ANKARA – DEM Partili Sezai Temelli, Kürt sorununun çözümünün demokratikleşmeden geçtiğine işaret ederek, “Nereden başlamalı? İmralı’dan başlamalı” dedi.
Halkların Eşitlik ve Demokrasi Partisi (DEM Parti) Grup Başkanvekili Sezai Temelli, 2025 Yılı Merkezi Yönetim Bütçe Teklifi görüşmelerinin sürdüğü Meclis Genel Kurulu’nda da konuştu. Temelli, Kuzey ve Doğu Suriye’de haber takibi yaptıkları sıralarda Türkiye’nin SİHA’ları tarafından katledilen gazeteci Nazım Daştan ile Cihan Bilgin’in katledilmesini kınadı. Temelli; “Saldırıyı kınıyorum, lanetliyorum. Artık bunlara bir son verin. Bu savaşa, bu katliama bir son verin. Bu SİHA’ları İHA’ları durdurun” dedi.
ABDULLAH ÖCALAN’IN SÖZLERİNİ ANIMSATTI
Ortadoğu’daki çatışmalara da değinen Temelli, PKK Lideri Abdullah Öcalan’ın daha 1999 yılında Üçüncü Dünya Savaşı uyarısında bulunduğunu hatırlattı. Ortadoğu’da yaşanan durumun da Öcalan’ın uyarısını yaptığı savaş olduğunu söyleyen Temelli, Öcalan’ın aynı zamanda bu durumun Türkiye için de riskler barındırdığını söylediğini aktardı. Temelli, “İki kutuplu dünyadan çıktığımız andan itibaren aslında yeni bir dünyanın savaş algoritması oluşmaya başlamıştı. Uluslararası kurumlar ve uluslararası bürokrasi bir kutup buldu: Terör. Kavram setine terörü yerleştirdiler. Ve dünyanın jandarması ABD, özellikle Afganistan’dan başlayıp Suriye’ye kadar NATO’suyla bütün ülkelerin jandarması oldu. Çünkü bir düşman lazım. Çatışma lazım” ifadelerini kullandı.
‘TÜRKİYE’NİN Mİ EMPERYALİSTLERİN Mİ GELECEĞİ ÖNEMLİ?’

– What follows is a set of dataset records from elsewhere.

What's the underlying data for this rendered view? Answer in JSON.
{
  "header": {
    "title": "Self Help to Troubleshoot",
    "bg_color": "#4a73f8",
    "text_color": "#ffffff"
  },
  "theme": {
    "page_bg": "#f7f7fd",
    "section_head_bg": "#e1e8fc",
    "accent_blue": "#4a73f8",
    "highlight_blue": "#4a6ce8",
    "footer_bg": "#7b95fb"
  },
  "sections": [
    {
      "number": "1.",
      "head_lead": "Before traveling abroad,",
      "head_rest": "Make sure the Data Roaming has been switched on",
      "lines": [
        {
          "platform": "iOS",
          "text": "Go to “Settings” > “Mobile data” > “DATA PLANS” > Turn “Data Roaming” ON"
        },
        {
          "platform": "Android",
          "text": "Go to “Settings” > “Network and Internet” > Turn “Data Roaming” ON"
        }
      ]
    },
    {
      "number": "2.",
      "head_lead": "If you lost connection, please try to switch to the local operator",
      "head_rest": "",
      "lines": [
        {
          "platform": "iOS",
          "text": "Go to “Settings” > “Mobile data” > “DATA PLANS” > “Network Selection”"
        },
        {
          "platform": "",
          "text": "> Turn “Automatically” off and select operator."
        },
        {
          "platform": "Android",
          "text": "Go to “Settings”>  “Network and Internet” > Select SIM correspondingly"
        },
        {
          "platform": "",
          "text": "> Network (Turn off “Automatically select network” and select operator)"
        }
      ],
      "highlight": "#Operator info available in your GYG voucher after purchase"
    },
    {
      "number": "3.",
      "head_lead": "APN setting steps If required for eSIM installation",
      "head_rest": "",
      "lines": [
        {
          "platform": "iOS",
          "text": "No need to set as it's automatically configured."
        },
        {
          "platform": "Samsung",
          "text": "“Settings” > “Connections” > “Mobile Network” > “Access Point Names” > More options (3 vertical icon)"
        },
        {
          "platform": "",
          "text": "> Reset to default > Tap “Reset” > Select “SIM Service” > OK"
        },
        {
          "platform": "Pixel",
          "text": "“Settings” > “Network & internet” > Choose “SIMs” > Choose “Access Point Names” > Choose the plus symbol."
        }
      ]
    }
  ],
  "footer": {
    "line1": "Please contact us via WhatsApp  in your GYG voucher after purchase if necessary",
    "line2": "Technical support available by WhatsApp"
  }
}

Yaşanan savaşta en çok Ortadoğu halklarının bedel ödediğini söyleyen Temelli, “Çünkü Ortadoğu halklarının hepsi terörist ilan edildi. Yoksulların dilinin, dinlerinin buluştuğu Ortadoğu coğrafyası adeta teröristan’a döndü. İnsan bu sözü Ortadoğu’ya söyleyebilir mi? Bütün bu kutsallığın topraklarına dönüp teröristan diyebilir misiniz hiç? Dememeniz lazım. Çünkü siz o kavram setinin içine daldınız ve o kavramın içine terör kavramını yerleştirdiniz. Terör aşağı, terör yukarı… Sonra da stratejik özerklikten bahsediyorsunuz. Sizinki stratejik özerklik olmaz, sizinki savrulma olur. Bir gün NATO’da, bir gün G7’de, bir gün G 20’de, bir gün de Dünya Bankası, İMF. Ha bire dolaşıyorsunuz. Dolaştığınız bütün bu mekanlar, kodları değişse de kapitalist modernitenin bürokrasidir. O bürokrasinin Ortadoğu’ya biçtiği rol bellidir. O, Ortadoğu’ya biçtiği rolün içinde mi olacaksınız yoksa Ortadoğu halklarının yanında mı? Türkiye’nin geleceği mi sizin için önemli yoksa emperyalistlerin geleceği mi?” diye sordu.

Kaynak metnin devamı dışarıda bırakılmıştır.